Quoting Pope Francis, Bishop Malloy charged the men to not give up, to not waste their time in prison but instead to spend time reading the Bible and to “find yourself in some of these people and situations” therein.

“You need prayer ... to help and to strengthen you,” he said, encouraging them to “interact respectfully” with each other and with prison staffers who also have their burdens and their family concerns.

“That change of heart, it’s the reason” for the Mass, for Christmas, he added before concluding, “To all of us, a very blessed Christmas.”

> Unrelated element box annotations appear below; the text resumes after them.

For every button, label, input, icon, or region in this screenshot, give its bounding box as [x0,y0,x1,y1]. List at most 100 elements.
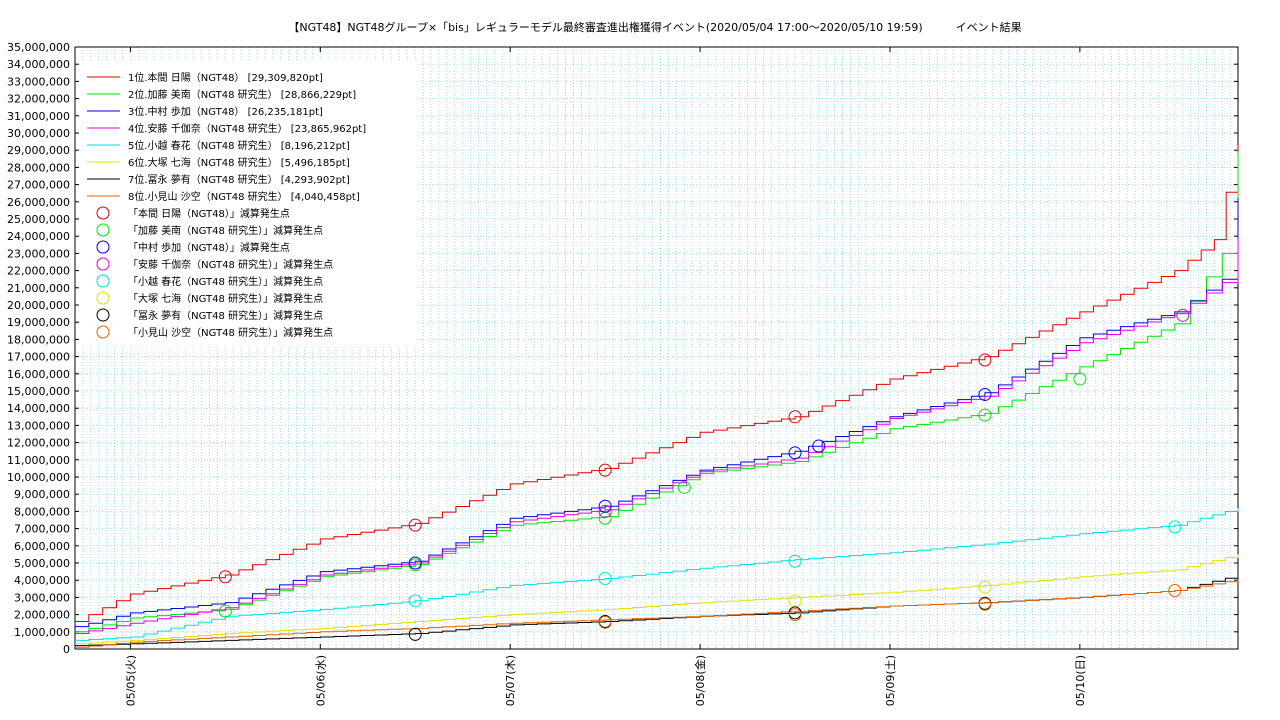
legend-label: 「中村 歩加（NGT48）」減算発生点 [128,241,290,254]
series-line-6 [75,554,1239,645]
y-tick-label: 17,000,000 [7,351,70,364]
y-tick-label: 8,000,000 [14,505,70,518]
y-tick-label: 19,000,000 [7,316,70,329]
y-tick-label: 20,000,000 [7,299,70,312]
drop-marker-2 [978,408,992,422]
y-tick-label: 27,000,000 [7,179,70,192]
y-tick-label: 16,000,000 [7,368,70,381]
x-tick-label: 05/07(木) [504,655,517,706]
drop-marker-3 [788,446,802,460]
legend-label: 「本間 日陽（NGT48）」減算発生点 [128,207,290,220]
legend-label: 2位.加藤 美南（NGT48 研究生） [28,866,229pt] [128,88,356,101]
grid [74,46,1238,650]
y-tick-label: 34,000,000 [7,58,70,71]
legend-swatch-marker [96,308,110,322]
drop-marker-5 [408,594,422,608]
drop-markers [218,308,1190,641]
legend-swatch-marker [96,240,110,254]
series-line-5 [75,508,1239,641]
drop-marker-1 [598,463,612,477]
y-tick-label: 3,000,000 [14,591,70,604]
drop-marker-8 [978,597,992,611]
y-tick-label: 6,000,000 [14,540,70,553]
y-tick-label: 28,000,000 [7,161,70,174]
y-tick-label: 30,000,000 [7,127,70,140]
y-tick-label: 0 [63,643,70,656]
legend-label: 3位.中村 歩加（NGT48） [26,235,181pt] [128,105,323,118]
y-tick-label: 13,000,000 [7,419,70,432]
y-tick-label: 24,000,000 [7,230,70,243]
axes: 0 1,000,000 2,000,000 3,000,000 4,000,000 5,0… [7,41,1239,706]
legend-swatch-marker [96,206,110,220]
drop-marker-1 [218,570,232,584]
legend-swatch-marker [96,257,110,271]
drop-marker-8 [1168,584,1182,598]
x-tick-label: 05/05(火) [124,655,137,706]
legend-label: 「小越 春花（NGT48 研究生）」減算発生点 [128,275,323,288]
legend-label: 6位.大塚 七海（NGT48 研究生） [5,496,185pt] [128,156,350,169]
y-tick-label: 5,000,000 [14,557,70,570]
y-tick-label: 18,000,000 [7,333,70,346]
y-tick-label: 21,000,000 [7,282,70,295]
y-tick-label: 1,000,000 [14,626,70,639]
drop-marker-4 [1176,308,1190,322]
y-tick-label: 35,000,000 [7,41,70,54]
chart-title: 【NGT48】NGT48グループ×「bis」レギュラーモデル最終審査進出権獲得イ… [288,20,1021,34]
series-line-1 [75,144,1239,622]
drop-marker-3 [812,439,826,453]
drop-marker-7 [408,627,422,641]
drop-marker-3 [598,499,612,513]
drop-marker-1 [788,410,802,424]
y-tick-label: 22,000,000 [7,265,70,278]
legend-label: 7位.冨永 夢有（NGT48 研究生） [4,293,902pt] [128,173,350,186]
x-tick-label: 05/08(金) [693,655,707,706]
series-lines [75,144,1239,648]
legend-label: 「安藤 千伽奈（NGT48 研究生）」減算発生点 [128,258,333,271]
y-tick-label: 2,000,000 [14,609,70,622]
drop-marker-1 [408,518,422,532]
drop-marker-2 [677,480,691,494]
legend-box [79,61,417,345]
y-tick-label: 14,000,000 [7,402,70,415]
y-tick-label: 10,000,000 [7,471,70,484]
drop-marker-4 [598,504,612,518]
drop-marker-5 [1168,520,1182,534]
y-tick-label: 26,000,000 [7,196,70,209]
x-tick-label: 05/06(水) [314,655,327,706]
y-tick-label: 4,000,000 [14,574,70,587]
legend-label: 1位.本間 日陽（NGT48） [29,309,820pt] [128,71,323,84]
plot-frame [74,46,1239,650]
legend-swatch-marker [96,274,110,288]
legend-swatch-marker [96,291,110,305]
drop-marker-8 [788,608,802,622]
legend-swatch-marker [96,223,110,237]
drop-marker-8 [598,615,612,629]
drop-marker-2 [218,604,232,618]
legend-label: 5位.小越 春花（NGT48 研究生） [8,196,212pt] [128,139,350,152]
y-tick-label: 7,000,000 [14,523,70,536]
drop-marker-1 [978,353,992,367]
legend-label: 「小見山 沙空（NGT48 研究生）」減算発生点 [128,326,333,339]
y-tick-label: 9,000,000 [14,488,70,501]
y-tick-label: 33,000,000 [7,75,70,88]
drop-marker-2 [1073,372,1087,386]
series-line-4 [75,238,1239,634]
legend-label: 8位.小見山 沙空（NGT48 研究生） [4,040,458pt] [128,190,360,203]
legend-label: 「大塚 七海（NGT48 研究生）」減算発生点 [128,292,323,305]
y-tick-label: 23,000,000 [7,247,70,260]
y-tick-label: 25,000,000 [7,213,70,226]
drop-marker-3 [978,387,992,401]
drop-marker-6 [978,580,992,594]
drop-marker-3 [408,556,422,570]
y-tick-label: 32,000,000 [7,93,70,106]
y-tick-label: 15,000,000 [7,385,70,398]
legend-swatch-marker [96,325,110,339]
y-tick-label: 11,000,000 [7,454,70,467]
series-line-2 [75,152,1239,633]
x-tick-label: 05/10(日) [1074,655,1087,706]
y-tick-label: 12,000,000 [7,437,70,450]
y-tick-label: 31,000,000 [7,110,70,123]
drop-marker-5 [788,554,802,568]
drop-marker-5 [598,571,612,585]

Following the Mass, as Bishop Malloy greeted and chatted with each man individually, some of the men expressed that they were “very happy” and that it was “very joyful to be here” at the Christmas Mass.

“It is an honor,” said one man. “The last time I was in front of a bishop was in high school.”

Bishop Malloy was assisted at the Mass by Deacon John Huntley, Laura Ortiz and Jim Brooke, all of whom minister at the jail through Bible studies/Catholic fellowship sessions. After the prisoners were escorted out, the little group walked through the corridors toward the public exit.

One of them noted that the men already had asked if Bishop Malloy would be back to say Mass at Easter.